Ginsheimer Kiesbagger

Ginsheim und der Rhein, das ist eine innige Beziehung. Der Strom gab den Menschen, was sie brauchten: Fisch, Energie, Baumaterial. Der Kiesbagger von 1934 ist Wahrzeichen einer von der Industrie dominierten Epoche, als der Fluss Lebensader für die Anrainer war. Heute ist der alte Seilbagger Denkmal und markiert zudem den Anlegepunkt der Fähre zum beliebten Ausflugsziel Nonnenau.

Als der mächtige Drehkran 1934 in Betrieb ging, trat er die Nachfolger eines Schiffsbaggers an. Baustoffe wie Kies und Sand holten die Ginsheimer damit von Bord der Rheinschiffe. Bedarf gab es reichlich, denn die seit Mitte des 19. Jahrhunderts aufblühende Industrie wuchs und wuchs; im Nachbarort Gustavsburg beispielsweise das MAN-Werk. Seitdem ist die Silhouette mit ihrer aus der Ferne filigran wirkenden Ausleger-Konstruktion untrennbar mit dem Ortsbild verbunden. Auf Heutige wirkt das ausgesprochen malerisch. Der in den Jahren 2002/03 restaurierte Kran wirkt fast wie einer jener Baukräne, die man sonst nur noch von Modelleisenbahn-Anlagen kennt.

Das Ginsheimer Industriedenkmal ist ein Relikt aus Zeiten, als der Rhein Lebensader für die Anwohner selbst kleiner Gemeinden war. Die Ginsheimer betrieben beispielsweise auch Schiffsmühlen; die letzte stellte 1929 den Betrieb ein. Von ihnen war nach den Zerstörungen im Zweiten Weltkrieg nichts mehr übrig. Zum Glück für die Heutigen bildet der Verein Historische Rheinschiffsmühle in liebevoller Kleinarbeit ein solches „Wasserkraftwerk“ nach.

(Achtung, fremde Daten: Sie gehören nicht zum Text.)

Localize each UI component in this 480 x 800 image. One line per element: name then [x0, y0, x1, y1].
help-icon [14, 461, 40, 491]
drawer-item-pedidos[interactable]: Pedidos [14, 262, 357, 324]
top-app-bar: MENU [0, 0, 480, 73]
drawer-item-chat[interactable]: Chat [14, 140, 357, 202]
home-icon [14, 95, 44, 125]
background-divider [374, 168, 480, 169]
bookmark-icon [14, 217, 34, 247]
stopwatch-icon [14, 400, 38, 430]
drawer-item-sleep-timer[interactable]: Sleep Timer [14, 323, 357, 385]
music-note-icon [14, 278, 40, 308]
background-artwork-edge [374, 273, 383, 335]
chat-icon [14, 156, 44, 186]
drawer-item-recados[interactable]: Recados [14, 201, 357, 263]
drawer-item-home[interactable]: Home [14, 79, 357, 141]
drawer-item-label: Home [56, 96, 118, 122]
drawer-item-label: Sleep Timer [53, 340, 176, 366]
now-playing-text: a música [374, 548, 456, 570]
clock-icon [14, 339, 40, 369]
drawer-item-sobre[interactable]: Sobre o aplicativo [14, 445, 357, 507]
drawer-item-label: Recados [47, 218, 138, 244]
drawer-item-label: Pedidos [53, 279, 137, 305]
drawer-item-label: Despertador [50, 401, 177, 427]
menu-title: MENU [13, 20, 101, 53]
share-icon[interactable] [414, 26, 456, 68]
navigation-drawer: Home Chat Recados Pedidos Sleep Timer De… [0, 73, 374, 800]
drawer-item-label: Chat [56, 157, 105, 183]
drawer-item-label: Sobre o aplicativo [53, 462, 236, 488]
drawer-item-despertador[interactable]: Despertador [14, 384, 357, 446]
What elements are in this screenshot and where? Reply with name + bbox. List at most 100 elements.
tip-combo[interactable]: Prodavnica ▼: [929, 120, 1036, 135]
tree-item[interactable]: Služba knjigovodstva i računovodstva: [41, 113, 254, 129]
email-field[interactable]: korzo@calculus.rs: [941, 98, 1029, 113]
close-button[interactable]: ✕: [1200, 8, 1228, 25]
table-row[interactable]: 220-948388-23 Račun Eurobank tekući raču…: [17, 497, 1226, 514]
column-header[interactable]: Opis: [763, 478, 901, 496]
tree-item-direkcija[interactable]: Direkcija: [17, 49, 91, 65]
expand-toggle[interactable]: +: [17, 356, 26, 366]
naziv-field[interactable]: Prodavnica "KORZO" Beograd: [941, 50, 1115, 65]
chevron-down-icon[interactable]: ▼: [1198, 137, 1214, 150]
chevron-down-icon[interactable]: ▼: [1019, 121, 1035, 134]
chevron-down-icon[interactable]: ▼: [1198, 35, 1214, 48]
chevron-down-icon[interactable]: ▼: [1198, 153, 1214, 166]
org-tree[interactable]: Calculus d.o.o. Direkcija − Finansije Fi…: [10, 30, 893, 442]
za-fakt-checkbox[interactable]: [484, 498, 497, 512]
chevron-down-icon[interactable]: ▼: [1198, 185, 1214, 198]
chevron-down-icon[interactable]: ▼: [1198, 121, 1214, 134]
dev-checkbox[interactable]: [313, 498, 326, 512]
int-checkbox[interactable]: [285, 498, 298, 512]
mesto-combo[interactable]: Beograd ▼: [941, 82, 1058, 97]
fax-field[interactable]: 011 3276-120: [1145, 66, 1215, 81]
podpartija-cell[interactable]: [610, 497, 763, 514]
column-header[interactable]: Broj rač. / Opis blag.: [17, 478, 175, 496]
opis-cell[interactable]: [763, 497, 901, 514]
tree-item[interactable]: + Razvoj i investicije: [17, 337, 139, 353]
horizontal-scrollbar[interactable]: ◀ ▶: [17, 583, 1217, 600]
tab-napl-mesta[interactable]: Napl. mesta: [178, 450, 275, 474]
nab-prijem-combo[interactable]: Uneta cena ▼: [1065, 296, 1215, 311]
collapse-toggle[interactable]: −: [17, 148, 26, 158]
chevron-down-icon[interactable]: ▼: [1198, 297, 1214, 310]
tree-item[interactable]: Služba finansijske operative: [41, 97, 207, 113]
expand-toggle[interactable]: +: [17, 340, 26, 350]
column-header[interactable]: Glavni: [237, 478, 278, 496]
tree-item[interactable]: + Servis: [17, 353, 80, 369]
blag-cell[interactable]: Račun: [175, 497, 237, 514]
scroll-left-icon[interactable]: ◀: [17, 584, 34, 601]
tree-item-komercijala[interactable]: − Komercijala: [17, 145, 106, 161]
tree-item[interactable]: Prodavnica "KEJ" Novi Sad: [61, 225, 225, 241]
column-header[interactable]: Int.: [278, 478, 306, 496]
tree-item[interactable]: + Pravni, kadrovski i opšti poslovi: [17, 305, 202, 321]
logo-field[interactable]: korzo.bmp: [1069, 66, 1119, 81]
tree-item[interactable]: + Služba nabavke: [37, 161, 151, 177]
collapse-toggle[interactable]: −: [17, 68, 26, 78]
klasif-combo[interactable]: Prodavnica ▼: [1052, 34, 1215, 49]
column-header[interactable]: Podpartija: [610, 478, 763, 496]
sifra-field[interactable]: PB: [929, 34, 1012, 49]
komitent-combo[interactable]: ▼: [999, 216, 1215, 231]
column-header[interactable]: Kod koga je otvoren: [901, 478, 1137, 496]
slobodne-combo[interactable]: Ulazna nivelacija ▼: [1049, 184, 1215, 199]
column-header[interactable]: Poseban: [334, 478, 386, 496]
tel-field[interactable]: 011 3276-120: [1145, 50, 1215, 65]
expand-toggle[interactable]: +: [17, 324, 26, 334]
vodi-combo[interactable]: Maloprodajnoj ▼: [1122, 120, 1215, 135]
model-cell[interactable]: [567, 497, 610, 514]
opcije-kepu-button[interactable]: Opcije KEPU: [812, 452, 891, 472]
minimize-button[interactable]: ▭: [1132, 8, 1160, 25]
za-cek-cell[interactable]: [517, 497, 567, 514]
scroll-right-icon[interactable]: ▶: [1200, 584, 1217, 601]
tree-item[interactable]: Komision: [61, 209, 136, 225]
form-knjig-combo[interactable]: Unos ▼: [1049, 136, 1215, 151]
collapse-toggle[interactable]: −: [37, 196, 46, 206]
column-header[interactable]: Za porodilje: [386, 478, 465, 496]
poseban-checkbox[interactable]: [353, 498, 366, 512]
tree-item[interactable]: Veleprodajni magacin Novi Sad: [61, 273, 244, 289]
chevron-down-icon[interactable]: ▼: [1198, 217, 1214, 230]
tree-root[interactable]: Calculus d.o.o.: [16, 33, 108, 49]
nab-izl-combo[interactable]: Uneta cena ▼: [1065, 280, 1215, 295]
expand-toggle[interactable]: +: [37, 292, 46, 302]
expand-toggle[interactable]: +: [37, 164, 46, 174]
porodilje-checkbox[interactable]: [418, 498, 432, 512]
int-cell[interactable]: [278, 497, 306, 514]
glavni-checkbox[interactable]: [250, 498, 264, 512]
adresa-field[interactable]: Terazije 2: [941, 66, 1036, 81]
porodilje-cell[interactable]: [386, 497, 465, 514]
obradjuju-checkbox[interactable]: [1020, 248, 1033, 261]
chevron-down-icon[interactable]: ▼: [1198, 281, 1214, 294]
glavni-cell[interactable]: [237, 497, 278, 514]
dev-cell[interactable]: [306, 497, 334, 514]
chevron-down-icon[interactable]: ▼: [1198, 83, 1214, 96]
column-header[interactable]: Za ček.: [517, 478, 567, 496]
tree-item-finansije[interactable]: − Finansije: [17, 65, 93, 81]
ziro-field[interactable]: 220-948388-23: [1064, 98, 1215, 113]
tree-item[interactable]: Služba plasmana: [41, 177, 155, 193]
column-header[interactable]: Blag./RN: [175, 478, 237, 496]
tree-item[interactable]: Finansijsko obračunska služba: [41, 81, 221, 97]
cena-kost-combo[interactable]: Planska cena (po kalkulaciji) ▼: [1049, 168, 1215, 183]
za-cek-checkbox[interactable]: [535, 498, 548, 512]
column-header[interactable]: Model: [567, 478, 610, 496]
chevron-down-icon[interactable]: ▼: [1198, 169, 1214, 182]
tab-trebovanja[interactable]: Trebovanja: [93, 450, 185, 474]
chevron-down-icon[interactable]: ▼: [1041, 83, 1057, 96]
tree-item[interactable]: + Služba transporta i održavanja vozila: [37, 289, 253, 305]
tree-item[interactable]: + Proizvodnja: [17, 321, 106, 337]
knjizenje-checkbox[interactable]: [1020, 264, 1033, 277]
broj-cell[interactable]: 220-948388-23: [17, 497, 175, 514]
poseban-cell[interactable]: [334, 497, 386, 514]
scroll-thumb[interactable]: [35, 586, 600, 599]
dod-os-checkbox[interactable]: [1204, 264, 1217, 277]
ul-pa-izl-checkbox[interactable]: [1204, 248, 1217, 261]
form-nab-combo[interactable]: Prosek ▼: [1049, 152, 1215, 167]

Die Wassermühle ankert nur ein kleines Stück stromabwärts.

Der große Bagger an der zentralen Promenade des Ortes steht aber nicht nur für eine Ära, als große Industriemaschinen und Fortschrittsglauben eins waren. Er markiert auch den traditionellen Fährweg hinüber zur Insel Nonnenau.